Commit Graph

36 Commits

Author SHA1 Message Date
Lars Lehtonen
387b146edd Prune wdclient Functions (#8855)
* chore(weed/wdclient): prune unused functions

* chore(weed/wdclient): prune test-only functions and associated tests

* chore(weed/wdclient): remove dead cursor field

The cursor field and its initialization are no longer used after
the removal of getLocationIndex.

---------

Co-authored-by: Chris Lu <chris.lu@gmail.com>
2026-03-30 18:53:10 -07:00
Chris Lu
066410dbd0 Fix S3 Gateway Read Failover #8076 (#8087)
* fix s3 read failover #8076

- Implement cache invalidation in vidMapClient
- Add retry logic in shared PrepareStreamContentWithThrottler
- Update S3 Gateway to use FilerClient directly for invalidation support
- Remove obsolete simpleMasterClient struct

* improve observability for chunk re-lookup failures

Added a warning log when volume location re-lookup fails after cache invalidation in PrepareStreamContentWithThrottler.

* address code review feedback

- Prevent infinite retry loops by comparing old/new URLs before retry
- Update fileId2Url map after successful re-lookup for subsequent references
- Add comprehensive test coverage for failover logic
- Add tests for InvalidateCache method

* Fix: prevent data duplication in stream retry and improve VidMap robustness

* Cleanup: remove redundant check in InvalidateCache
2026-01-22 14:07:24 -08:00
Chris Lu
d745e6e41d Fix masterclient vidmap race condition (#7412)
* fallback to check master

* clean up

* parsing

* refactor

* handle parse error

* return error

* avoid dup lookup

* use batch key

* dedup lookup logic

* address comments

* errors.Join(lookupErrors...)

* add a comment

* Fix: Critical data race in MasterClient vidMap

Fixes a critical data race where resetVidMap() was writing to the vidMap
pointer while other methods were reading it concurrently without synchronization.

Changes:
- Removed embedded *vidMap from MasterClient
- Added vidMapLock (sync.RWMutex) to protect vidMap pointer access
- Created safe accessor methods (GetLocations, GetDataCenter, etc.)
- Updated all direct vidMap accesses to use thread-safe methods
- Updated resetVidMap() to acquire write lock during pointer swap

The vidMap already has internal locking for its operations, but this fix
protects the vidMap pointer itself from concurrent read/write races.

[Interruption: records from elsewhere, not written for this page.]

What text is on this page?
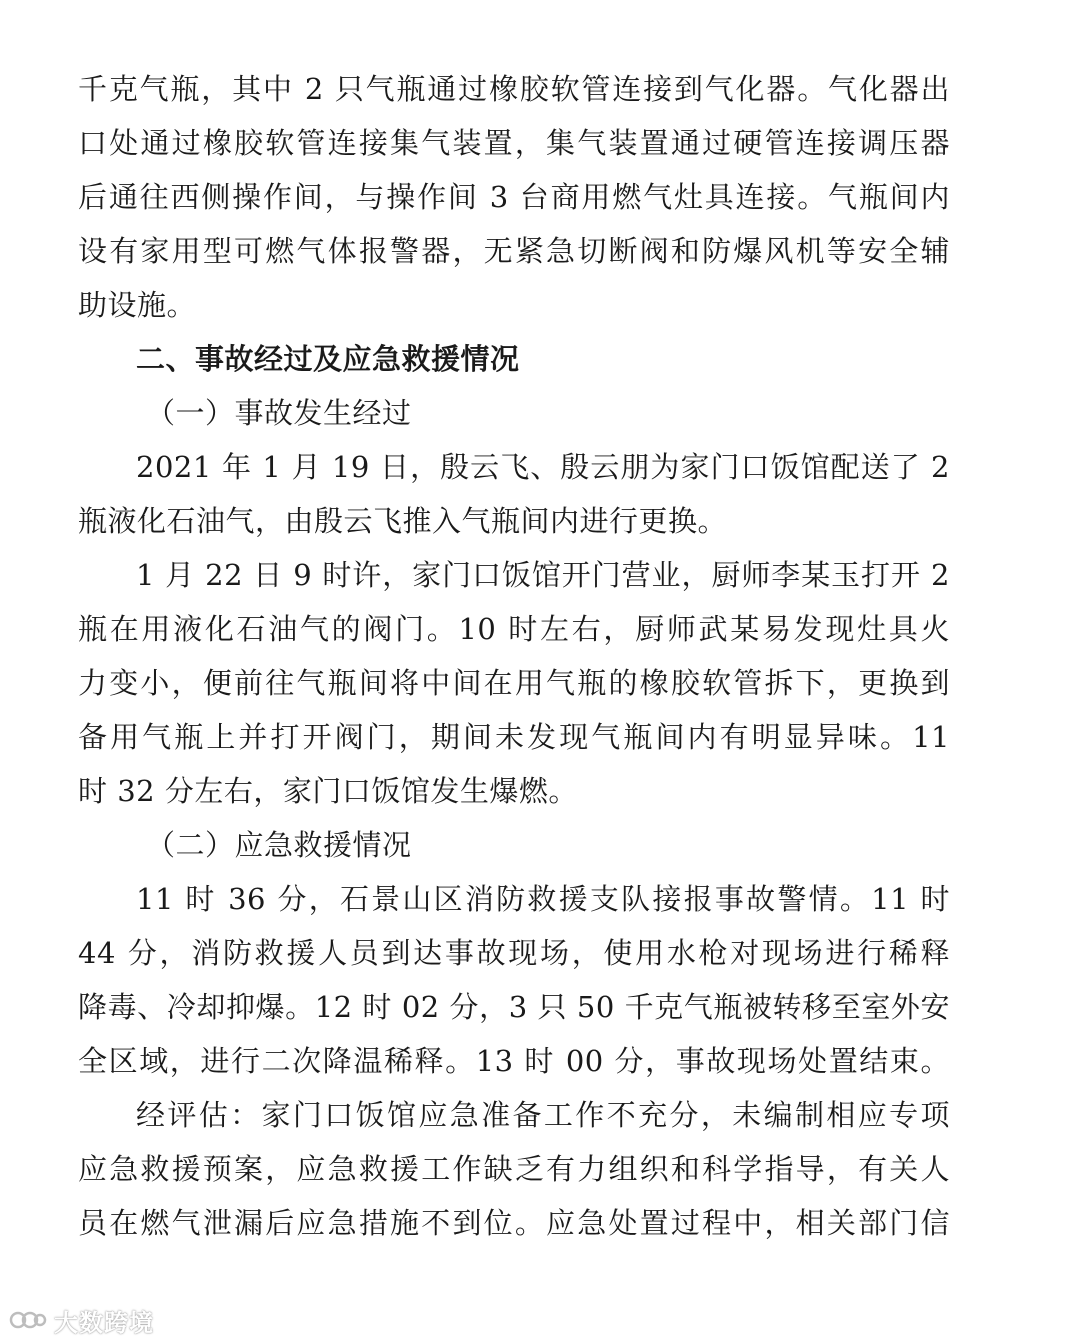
千克气瓶，其中 2 只气瓶通过橡胶软管连接到气化器。气化器出
口处通过橡胶软管连接集气装置，集气装置通过硬管连接调压器
后通往西侧操作间，与操作间 3 台商用燃气灶具连接。气瓶间内
设有家用型可燃气体报警器，无紧急切断阀和防爆风机等安全辅
助设施。
二、事故经过及应急救援情况
（一）事故发生经过
2021 年 1 月 19 日，殷云飞、殷云朋为家门口饭馆配送了 2
瓶液化石油气，由殷云飞推入气瓶间内进行更换。
1 月 22 日 9 时许，家门口饭馆开门营业，厨师李某玉打开 2
瓶在用液化石油气的阀门。10 时左右，厨师武某易发现灶具火
力变小，便前往气瓶间将中间在用气瓶的橡胶软管拆下，更换到
备用气瓶上并打开阀门，期间未发现气瓶间内有明显异味。11
时 32 分左右，家门口饭馆发生爆燃。
（二）应急救援情况
11 时 36 分，石景山区消防救援支队接报事故警情。11 时
44 分，消防救援人员到达事故现场，使用水枪对现场进行稀释
降毒、冷却抑爆。12 时 02 分，3 只 50 千克气瓶被转移至室外安
全区域，进行二次降温稀释。13 时 00 分，事故现场处置结束。
经评估：家门口饭馆应急准备工作不充分，未编制相应专项
应急救援预案，应急救援工作缺乏有力组织和科学指导，有关人
员在燃气泄漏后应急措施不到位。应急处置过程中，相关部门信
大数跨境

Verified with: go test -race ./weed/wdclient/...

Impact:
- Prevents potential panics from concurrent pointer access
- No performance impact - uses RWMutex for read-heavy workloads
- Maintains backward compatibility through wrapper methods

* fmt

* Fix: Critical data race in MasterClient vidMap

Fixes a critical data race where resetVidMap() was writing to the vidMap
pointer while other methods were reading it concurrently without synchronization.

Changes:
- Removed embedded *vidMap from MasterClient struct
- Added vidMapLock (sync.RWMutex) to protect vidMap pointer access
- Created minimal public accessor methods for external packages:
  * GetLocations, GetLocationsClone, GetVidLocations
  * LookupFileId, LookupVolumeServerUrl
  * GetDataCenter
- Internal code directly locks and accesses vidMap (no extra indirection)
- Updated resetVidMap() to acquire write lock during pointer swap
- Updated shell/commands.go to use GetDataCenter() method

Design Philosophy:
- vidMap already has internal locking for its map operations
- This fix specifically protects the vidMap *pointer* from concurrent access
- Public methods for external callers, direct locking for internal use
- Minimizes wrapper overhead while maintaining thread safety

Verified with: go test -race ./weed/wdclient/... (passes)

Impact:
- Prevents potential panics/crashes from data races
- Minimal performance impact (RWMutex for read-heavy workload)
- Maintains full backward compatibility

* fix more concurrent access

* reduce lock scope

* Optimize vidMap locking for better concurrency

Improved locking strategy based on the understanding that:
- vidMapLock protects the vidMap pointer from concurrent swaps
- vidMap has internal locks that protect its data structures

Changes:
1. Read operations: Grab pointer with RLock, release immediately, then operate
   - Reduces lock hold time
   - Allows resetVidMap to proceed sooner
   - Methods: GetLocations, GetLocationsClone, GetVidLocations,
     LookupVolumeServerUrl, GetDataCenter

2. Write operations: Changed from Lock() to RLock()
   - RLock prevents pointer swap during operation
   - Allows concurrent readers and other writers (serialized by vidMap's lock)
   - Methods: addLocation, deleteLocation, addEcLocation, deleteEcLocation

Benefits:
- Significantly reduced lock contention
- Better concurrent performance under load
- Still prevents all race conditions

Verified with: go test -race ./weed/wdclient/... (passes)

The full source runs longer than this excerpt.